Now, at this point you might be thinking, “Actually I disagree with you Megan - not doing a dangerous cleanse, but detoxing myself from sugar or other splurges for a few weeks always feels beneficial.”
Let me push back and ask you, “Is it actually always beneficial for you?”
Unfortunately from my vantage point as a coach that works with hundreds of women, the damage caused by detox diets and juice cleanses doesn’t just stop with physical damage. There is some serious mental and emotional damage incurred, as well.
Have you ever gone on vacation while on a diet and realized that your eating restrictions were going to be too difficult to stick with - so you figured it wasn’t worth doing at all?
Yep, I’m sure you have. What you experienced is the all-or-nothing mindset.
You’re either all-in, following a full blown extreme diet and closely sticking to the rules.
Or you’re out, going hog wild, eating and drinking whatever you want.
And nothing perpetuates this self-sabotaging mindset more than detox diets and juice cleanses.
In fact, they basically give you permission to over-consume, promising that you can “erase” the damage done by simply detoxing when you’re all finished binging.
I hate to be so blunt, but if you struggle to consistently eat healthy and balanced, doing a detox diet or a juice cleanse is the absolute worst thing for you to do. It might feel momentarily beneficial (you get a surge of power and pride that you’re restricting yourself so firmly for a period of time), but in the long run it’s going to cause more damage to your eating habits.
Recently, in my Jumpstart 30 course someone asked me, “I have hypothyroidism and my thyroid feels like a mess. Should I do a thyroid cleanse?” I told her no. I said let’s just wait and see how your body feels after consistently drinking plenty of water every day, after eating very slowly, after getting your meals regulated to evenly spaced out intervals throughout the day, after consistently (day in and day out) eating lots of protein and produce and having that be the large majority of the foods that you consume.
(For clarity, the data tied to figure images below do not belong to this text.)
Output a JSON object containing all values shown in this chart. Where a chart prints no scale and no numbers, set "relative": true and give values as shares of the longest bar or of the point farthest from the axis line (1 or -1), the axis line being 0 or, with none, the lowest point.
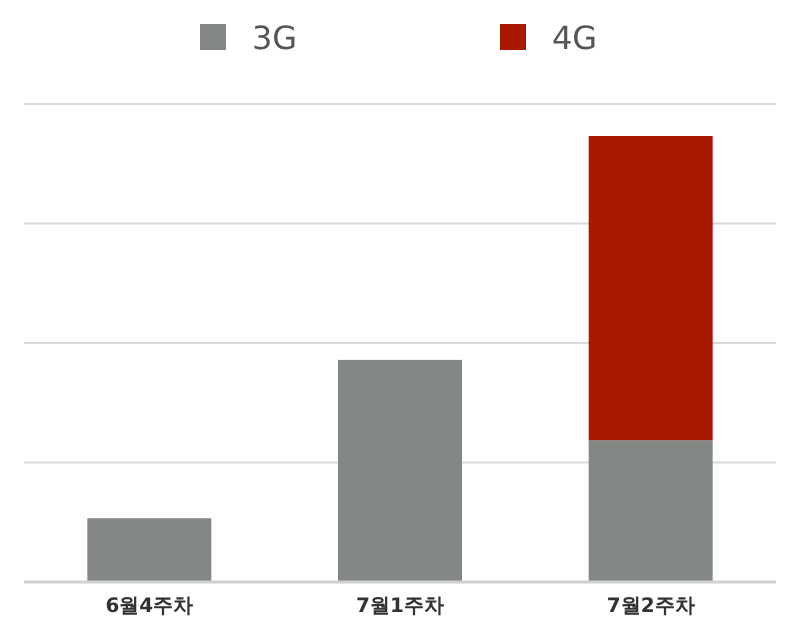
{
  "chart_data": {
    "type": "bar",
    "stacked": true,
    "relative": true,
    "grid": "y",
    "legend": "top",
    "categories": [
      "6월4주차",
      "7월1주차",
      "7월2주차"
    ],
    "series": [
      {
        "name": "3G",
        "color": "#838885",
        "values": [
          0.143,
          0.498,
          0.318
        ]
      },
      {
        "name": "4G",
        "color": "#ab1800",
        "values": [
          0,
          0,
          0.682
        ]
      }
    ]
  }
}
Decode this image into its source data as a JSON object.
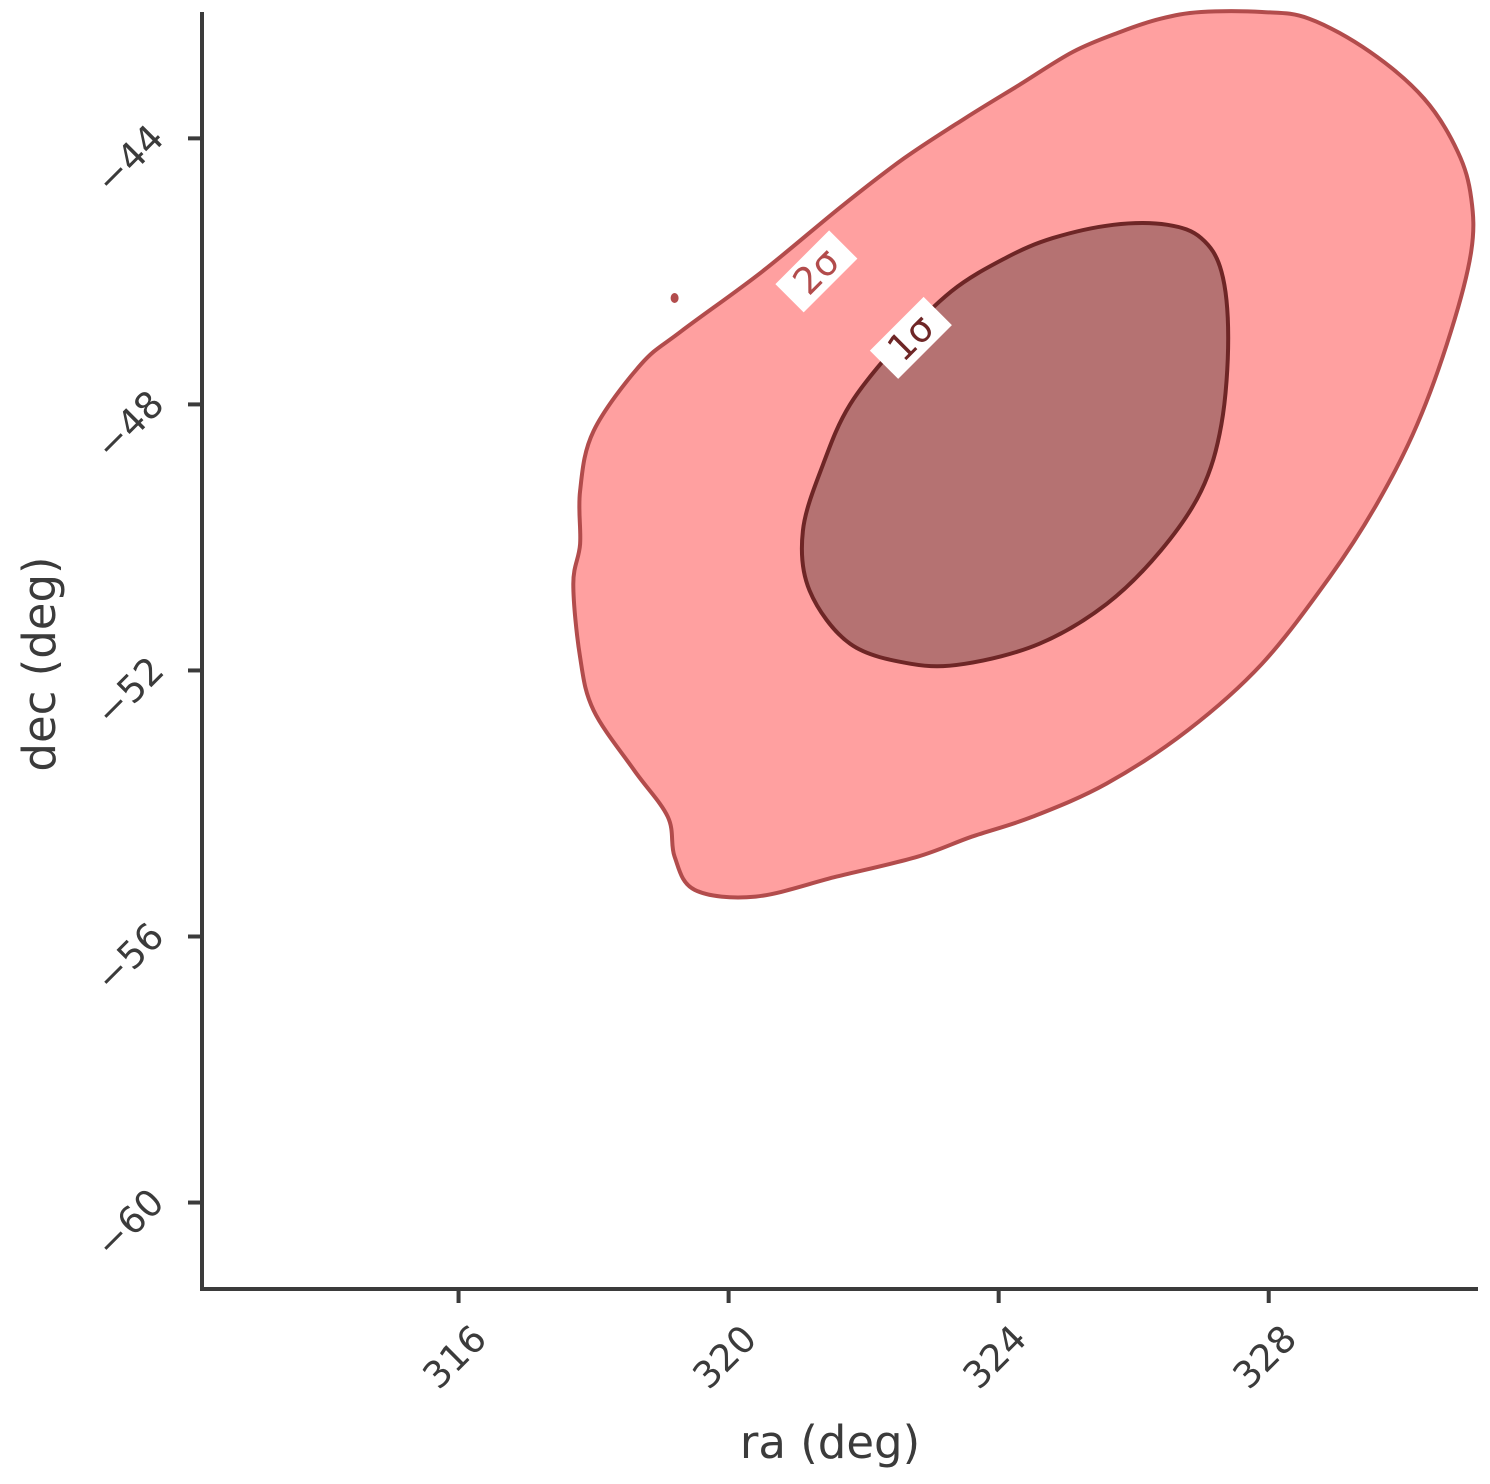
{
  "chart_data": {
    "type": "contour",
    "title": "",
    "xlabel": "ra (deg)",
    "ylabel": "dec (deg)",
    "xlim": [
      312.2,
      331.1
    ],
    "ylim": [
      -61.3,
      -42.1
    ],
    "xticks": [
      316,
      320,
      324,
      328
    ],
    "yticks": [
      -44,
      -48,
      -52,
      -56,
      -60
    ],
    "xtick_labels": [
      "316",
      "320",
      "324",
      "328"
    ],
    "ytick_labels": [
      "−44",
      "−48",
      "−52",
      "−56",
      "−60"
    ],
    "grid": false,
    "colors": {
      "axis": "#3b3b3b",
      "outer_fill": "#ff8888",
      "outer_edge": "#b24c4c",
      "inner_fill": "#b57272",
      "inner_edge": "#6e2626",
      "label_2sigma": "#b24c4c",
      "label_1sigma": "#6e2626"
    },
    "contours": [
      {
        "level": "2σ",
        "label_at": [
          321.3,
          -46.0
        ],
        "points": [
          [
            319.5,
            -55.3
          ],
          [
            320.4,
            -55.4
          ],
          [
            321.6,
            -55.1
          ],
          [
            322.8,
            -54.8
          ],
          [
            323.6,
            -54.5
          ],
          [
            324.5,
            -54.2
          ],
          [
            325.6,
            -53.7
          ],
          [
            326.8,
            -52.9
          ],
          [
            327.9,
            -51.9
          ],
          [
            328.9,
            -50.6
          ],
          [
            329.6,
            -49.5
          ],
          [
            330.2,
            -48.3
          ],
          [
            330.7,
            -46.9
          ],
          [
            331.0,
            -45.7
          ],
          [
            331.0,
            -44.9
          ],
          [
            330.8,
            -44.2
          ],
          [
            330.3,
            -43.4
          ],
          [
            329.5,
            -42.7
          ],
          [
            328.6,
            -42.2
          ],
          [
            327.9,
            -42.1
          ],
          [
            327.0,
            -42.1
          ],
          [
            326.4,
            -42.2
          ],
          [
            325.8,
            -42.4
          ],
          [
            325.1,
            -42.7
          ],
          [
            324.3,
            -43.2
          ],
          [
            323.5,
            -43.7
          ],
          [
            322.6,
            -44.3
          ],
          [
            321.7,
            -45.0
          ],
          [
            320.5,
            -46.0
          ],
          [
            319.3,
            -46.9
          ],
          [
            318.7,
            -47.4
          ],
          [
            318.0,
            -48.4
          ],
          [
            317.8,
            -49.3
          ],
          [
            317.8,
            -50.1
          ],
          [
            317.7,
            -50.7
          ],
          [
            317.8,
            -51.8
          ],
          [
            318.0,
            -52.6
          ],
          [
            318.6,
            -53.5
          ],
          [
            319.1,
            -54.2
          ],
          [
            319.2,
            -54.8
          ]
        ]
      },
      {
        "level": "1σ",
        "label_at": [
          322.7,
          -47.0
        ],
        "points": [
          [
            321.2,
            -50.8
          ],
          [
            321.8,
            -51.6
          ],
          [
            322.7,
            -51.9
          ],
          [
            323.5,
            -51.9
          ],
          [
            324.6,
            -51.6
          ],
          [
            325.6,
            -51.0
          ],
          [
            326.4,
            -50.2
          ],
          [
            327.0,
            -49.3
          ],
          [
            327.3,
            -48.3
          ],
          [
            327.4,
            -47.0
          ],
          [
            327.3,
            -46.0
          ],
          [
            327.0,
            -45.5
          ],
          [
            326.5,
            -45.3
          ],
          [
            325.7,
            -45.3
          ],
          [
            324.8,
            -45.5
          ],
          [
            324.1,
            -45.8
          ],
          [
            323.3,
            -46.3
          ],
          [
            322.5,
            -47.1
          ],
          [
            321.8,
            -48.0
          ],
          [
            321.4,
            -48.9
          ],
          [
            321.1,
            -49.9
          ]
        ]
      }
    ],
    "stray_point": [
      319.2,
      -46.4
    ]
  }
}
My bet is that this consistent balance will even out your thyroid without ever having to do a cleanse. And I was right. By the end of the month of just consistent healthy habits she was feel better than ever.
While the word “toxin” can sound so scary, and the word “detox” feels so right, you can save yourself a lot of pain and hardship by avoiding detoxes and cleanses all together.
When you learn how to consistently eat healthy on a regular basis, not only will you never have a reason to detox, but you’ll also overcome your inconsistency and that self-sabotaging all-or-nothing mindset.